Leonard “Tim” Hector: Then and Now

The Caribbean Book Blog posted an article by Leonard “Tim” Hector, “Why is our literature so different? Why?” which reminded me of a livication I’d written back in January 2006: http://geoffreyphilp.blogspot.com/2006/01/leonard-tim-hector.html.

Hector’s words are as true then as they are now:
“The middle classes, "the assimilados" who assimilated the colonisers’ culture and were chosen for administrative posts in the colonial order, knowing they would have maintained that order with the convert’s zeal. Having been educated they saw and still see their "specific purpose", as Lamming wrote "as sneering at anything which grew or was made of native soil". Such, who even today still look outside for their literature in Harry Potter’s children’s stories, or to Stephen King and the like, could not be subjects of West Indian poetry or novels. Educated in the professions, or buying and selling imported commodities, and re-inforcing the old order they were entirely without character and not fit and proper subjects for novels or verse, with the possible exception of satire, that is, as mimic men and mimic women.
West Indian literature, in the novel or as poetry is of artistic necessity preoccupied with:
What new fevers arise to reverse the crawl?
Our islands make towards their spiritual extinction?
Remember that word "fevers", it is a recurring image.
For we were born "in spiritual extinction", slavery and indenture sought to extinguish the African and Indian personality, at every turn, in or out of school, church, home or work. Always it sought not just the stereotype, but the other-determined personality as stereotype. Anything other than the other-determined stereotype was a threat to the system to be demonised and hounded, as if life itself depended on the reproduction of homogeneous and uncritical persons, who elevated the imposed sacred while undermining the native secular; the economy itself was about status and not the production and accumulation of wealth for human development.”

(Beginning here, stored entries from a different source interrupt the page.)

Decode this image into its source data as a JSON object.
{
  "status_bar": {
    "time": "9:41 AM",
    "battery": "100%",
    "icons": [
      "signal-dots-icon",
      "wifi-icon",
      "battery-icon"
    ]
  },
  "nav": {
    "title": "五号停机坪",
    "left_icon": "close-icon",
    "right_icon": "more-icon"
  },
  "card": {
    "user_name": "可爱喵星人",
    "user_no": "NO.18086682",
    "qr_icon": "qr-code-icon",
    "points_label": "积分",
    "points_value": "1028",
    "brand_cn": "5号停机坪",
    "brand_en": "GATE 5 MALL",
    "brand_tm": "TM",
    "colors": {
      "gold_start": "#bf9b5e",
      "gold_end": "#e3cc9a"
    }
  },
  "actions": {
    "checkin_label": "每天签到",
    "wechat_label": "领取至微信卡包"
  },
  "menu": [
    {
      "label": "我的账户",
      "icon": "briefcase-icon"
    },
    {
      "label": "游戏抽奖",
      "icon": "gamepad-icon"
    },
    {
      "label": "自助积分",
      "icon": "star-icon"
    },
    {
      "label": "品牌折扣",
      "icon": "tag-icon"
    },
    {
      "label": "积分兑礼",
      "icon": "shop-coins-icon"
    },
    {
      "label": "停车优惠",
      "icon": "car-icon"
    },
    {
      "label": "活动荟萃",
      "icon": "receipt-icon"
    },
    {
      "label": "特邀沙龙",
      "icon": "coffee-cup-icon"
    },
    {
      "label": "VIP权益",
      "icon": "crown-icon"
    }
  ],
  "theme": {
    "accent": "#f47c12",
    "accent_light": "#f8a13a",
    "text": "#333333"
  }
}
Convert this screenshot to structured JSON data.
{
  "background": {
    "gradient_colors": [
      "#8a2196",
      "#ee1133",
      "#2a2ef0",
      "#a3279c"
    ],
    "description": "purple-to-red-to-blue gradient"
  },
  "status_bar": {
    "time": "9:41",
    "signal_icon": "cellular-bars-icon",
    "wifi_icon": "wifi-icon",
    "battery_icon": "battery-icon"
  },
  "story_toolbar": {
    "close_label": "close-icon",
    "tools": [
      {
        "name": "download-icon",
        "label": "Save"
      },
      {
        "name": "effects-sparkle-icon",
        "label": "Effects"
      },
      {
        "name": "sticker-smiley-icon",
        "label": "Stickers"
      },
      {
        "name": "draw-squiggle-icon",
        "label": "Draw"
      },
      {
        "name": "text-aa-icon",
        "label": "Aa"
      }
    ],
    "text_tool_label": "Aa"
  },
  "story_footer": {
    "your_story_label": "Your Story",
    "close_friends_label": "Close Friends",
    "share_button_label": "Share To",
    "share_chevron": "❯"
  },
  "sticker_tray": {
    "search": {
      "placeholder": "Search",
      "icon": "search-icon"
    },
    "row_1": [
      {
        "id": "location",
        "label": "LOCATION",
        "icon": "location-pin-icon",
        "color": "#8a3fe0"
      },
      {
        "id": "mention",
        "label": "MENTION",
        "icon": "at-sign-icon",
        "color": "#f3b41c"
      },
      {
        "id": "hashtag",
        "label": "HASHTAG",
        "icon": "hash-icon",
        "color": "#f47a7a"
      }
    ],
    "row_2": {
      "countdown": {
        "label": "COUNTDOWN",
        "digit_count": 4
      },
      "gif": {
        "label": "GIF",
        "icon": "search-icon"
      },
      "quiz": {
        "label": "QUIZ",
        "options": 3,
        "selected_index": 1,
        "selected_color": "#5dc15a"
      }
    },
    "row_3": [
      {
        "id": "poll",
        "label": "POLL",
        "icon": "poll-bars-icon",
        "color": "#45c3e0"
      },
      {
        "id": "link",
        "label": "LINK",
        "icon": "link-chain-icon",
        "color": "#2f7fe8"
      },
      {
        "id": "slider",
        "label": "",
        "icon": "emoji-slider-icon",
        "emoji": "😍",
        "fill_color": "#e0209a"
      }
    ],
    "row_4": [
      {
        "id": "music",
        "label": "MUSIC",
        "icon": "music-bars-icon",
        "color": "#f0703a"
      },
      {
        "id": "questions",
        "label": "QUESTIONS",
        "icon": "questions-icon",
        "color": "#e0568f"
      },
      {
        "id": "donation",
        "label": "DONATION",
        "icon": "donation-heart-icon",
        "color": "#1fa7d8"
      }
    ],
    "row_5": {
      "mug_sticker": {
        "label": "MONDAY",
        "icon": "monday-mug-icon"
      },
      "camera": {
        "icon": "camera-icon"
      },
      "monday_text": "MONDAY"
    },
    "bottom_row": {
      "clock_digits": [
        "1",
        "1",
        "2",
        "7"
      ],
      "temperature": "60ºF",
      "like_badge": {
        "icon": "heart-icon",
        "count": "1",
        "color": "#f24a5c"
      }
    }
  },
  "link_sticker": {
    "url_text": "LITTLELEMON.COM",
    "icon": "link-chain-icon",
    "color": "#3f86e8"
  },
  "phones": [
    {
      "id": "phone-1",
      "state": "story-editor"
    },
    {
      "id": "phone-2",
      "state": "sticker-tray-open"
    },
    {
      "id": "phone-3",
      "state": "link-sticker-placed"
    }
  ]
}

Long live, Leonard "Tim" Hector!



Imani said…
Hmmm. Well-written article but I disagree with so much of it lol. From "The Novel is about character" to your pull quote (although I may be misinterpreting his point). To reduce "assimilados" to a stereotype only good for satire seems a regression to a state he mentioned earlier, when the plantation system reduced all blacks to stereotypes.

Hector's POV is why I am reluctant to run a book club at a store here in town. I was asked (just a suggestion) but you remember the sort of books I covered at my blog? I am afraid my taste is a bit too "catholic" as you once put it & my selections won't be "rootsy" enough :-S.

Really love that he ended with Michael Smith though. Nice.
Imani, give thanks. The whole point of a blog, it seems to me, is do whatever you wan to do...your blog took me and other readers out of the Caribbean.
I've decided to restrict myself to the Caribbean, which is a political act because many readers don't know about our own writers, which reinforces Hector's point.
It's not an either/or situation because I have read/enjoyed/ many of the writers on your blog.
& to hell with rootsy..."No matter where you come from...as Peter would say...
Calliope22 said…
I disagree with Hector. Unless we begin with the Amerindians--and even then--the Caribbean, like every other set of rocks homo sapiens found and settled on, is a land of immigrants and emigrants, of immigration and emigration. I am not setting another rigid definition on Caribbeanness down here; that's a quality of many, if not all, regions, at some level. Places change and develop. Only a non-writer would claim that reading and/or learning only from one's "home" culture is good. A true writer reads great writers, wherever they may come from; and, at any rate, to act as though the Caribbean is some isolated dimension, free from "U.S" influence, is utter rubbish (though the extent of this influence varies from island to island). Globalization has affected us, and to ignore it is to ignore the truth of life that I would imagine a writer would want to capture, yes?

Moreover, how dare Hector act as though only people of a certain type of class deserve to speak/write? This is typical pseudo-postcolonialism--that is, the kind of rhetoric that uses postcolonial terms while nonetheless acting as though colonialism, in its most literal forms, is still every bit as existent as it was a century ago. Certainly, it still has roots in the Caribbean, but the way Hector speaks is, frankly, embarrassing, in my opinion, and I wish people like him would get more educated outside the region before spitting off such stereotypical isolationist nonsense. Whether he likes it or not, the region is what it is today, and to turn a blind eye is to indeed be blind in both eyes.